Upgrade
- First edition cover
- Author: Blake Crouch
- Language: English
- Genre: Science fiction
- Publisher: Ballantine Books
- Publication date: July 12, 2022
- Publication place: United States
- Media type: Print (hardcover)
- Pages: 341
- ISBN: 978-0-593-15753-4 (hardcover)
- Dewey Decimal: 813/.6
- LC Class: PS3603.R68 U64 2022

= Upgrade (novel) =

2022 novel by Blake Crouch

Upgrade is a 2022 novel by Blake Crouch. It is his tenth stand-alone novel, published three years after Summer Frost (2019). The novel explores the ethical and existential ramifications of genetic engineering, set in a near-future world where humanity grapples with the consequences of advanced human genetic enhancement.

==Plot==
In the late 2060s, Logan Ramsay is a law enforcement official working for the Gene Protection Agency (GPA), an organization established in the aftermath of a global famine known as the "Great Starvation", which resulted from an attempt to genetically enhance crops. This catastrophe, which caused the death of 200 million people, was led by Logan's mother, geneticist Miriam Ramsay. Following the disaster, Miriam is believed to have taken her own life, and Logan, implicated in the debacle, was incarcerated.

In Denver, Logan and his partner Nadine apprehend a suspect in illegal genetic engineering activities. Threatening extradition to China, they obtain the address of a DNA lab. Upon investigation, Logan is injured by an explosion that also infects him with an unknown virus. After recovering from severe flu-like symptoms and a notable increase in bone density, Logan discovers enhancements in his cognitive abilities, such as improved focus, comprehension, and memory.

The GPA detains Logan for unauthorized genetic editation and falsely informs his wife, Beth, and daughter, Ava, of his death. He is eventually freed by his sister Kara, who has also undergone a genetic upgrade. They uncover that their mother faked her own death after the Great Starvation and has only recently passed away. It is revealed that she was the architect of her children's genetic alterations, entrusting them with a mission to disseminate this genetic upgrade across humanity to avert impending extinction. Kara is determined to proceed with their mother's plan, while Logan is opposed, leading to an altercation in which Kara attempts to kill him, though Logan manages to escape.

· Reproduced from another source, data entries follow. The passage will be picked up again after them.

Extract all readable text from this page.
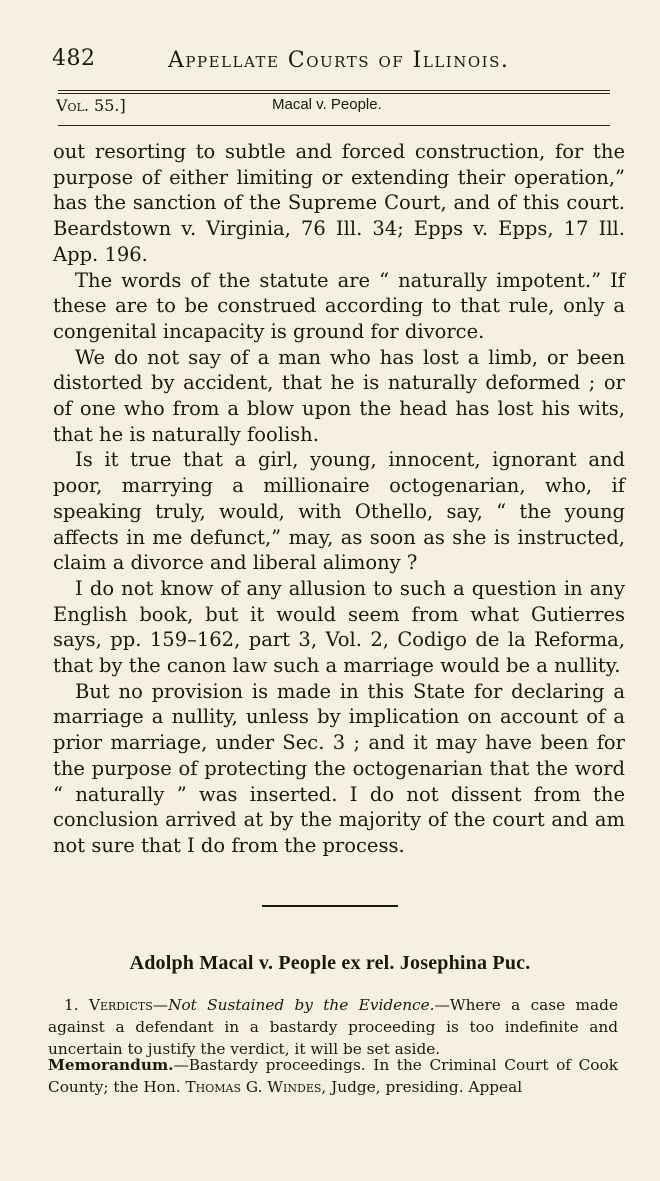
482	Appellate Courts of Illinois.
Vol. 55.]	Macal v. People.

out resorting to subtle and forced construction, for the purpose of either limiting or extending their operation,” has the sanction of the Supreme Court, and of this court. Beardstown v. Virginia, 76 Ill. 34; Epps v. Epps, 17 Ill. App. 196.

The words of the statute are “ naturally impotent.” If these are to be construed according to that rule, only a congenital incapacity is ground for divorce.

We do not say of a man who has lost a limb, or been distorted by accident, that he is naturally deformed ; or of one who from a blow upon the head has lost his wits, that he is naturally foolish.

Is it true that a girl, young, innocent, ignorant and poor, marrying a millionaire octogenarian, who, if speaking truly, would, with Othello, say, “ the young affects in me defunct,” may, as soon as she is instructed, claim a divorce and liberal alimony ?

I do not know of any allusion to such a question in any English book, but it would seem from what Gutierres says, pp. 159–162, part 3, Vol. 2, Codigo de la Reforma, that by the canon law such a marriage would be a nullity.

But no provision is made in this State for declaring a marriage a nullity, unless by implication on account of a prior marriage, under Sec. 3 ; and it may have been for the purpose of protecting the octogenarian that the word “ naturally ” was inserted. I do not dissent from the conclusion arrived at by the majority of the court and am not sure that I do from the process.

Adolph Macal v. People ex rel. Josephina Puc.

1. Verdicts—Not Sustained by the Evidence.—Where a case made against a defendant in a bastardy proceeding is too indefinite and uncertain to justify the verdict, it will be set aside.

Memorandum.—Bastardy proceedings. In the Criminal Court of Cook County; the Hon. Thomas G. Windes, Judge, presiding. Appeal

A year later, Logan lives under a new identity and feels alienated from humanity due to his enhancements. When he investigates a disease outbreak in Glasgow, Montana, he discovers that Kara has begun dispersing the upgrade. While beneficial to some, the upgrade proves fatal to others due to deleterious mutations. A confrontation ensues between Logan and Kara in Colorado, at a hideout formerly owned by their mother, where Logan learns of Kara's readiness to accept the potential demise of a billion individuals as collateral for humanity's salvation. Discovering that Kara has undergone a second upgrade that has further enhanced her cognitive and physical capabilities, Logan is unable to overpower her and is once again forced to escape.

Determined to stop Kara, Logan undergoes a second upgrade himself. With the assistance of his former boss and Nadine, he tracks Kara to New York City, intending to prevent her from releasing the upgrade globally. Despite betrayal by Nadine, Logan confronts and kills Kara, who by then had made significant advancements towards a global delivery mechanism for the upgrade.

In the aftermath, Logan develops a new version of the upgrade focused on enhancing empathy, aiming to address humanity's challenges without the extreme measures his mother and sister deemed necessary. Choosing exile to protect his family, he leaves them a journal and a letter explaining his actions and his hope for a future where humanity can navigate its perils with compassion.

==Critical reception==

According to The New York Times, the novel "is sleek and propulsive, a page-turner with unexpectedly beautiful passages that give you pause amid the thrills."

Upgrade was #6 on the New York Times Best Sellers list in the first week of publication in the category of Hardcover Fiction.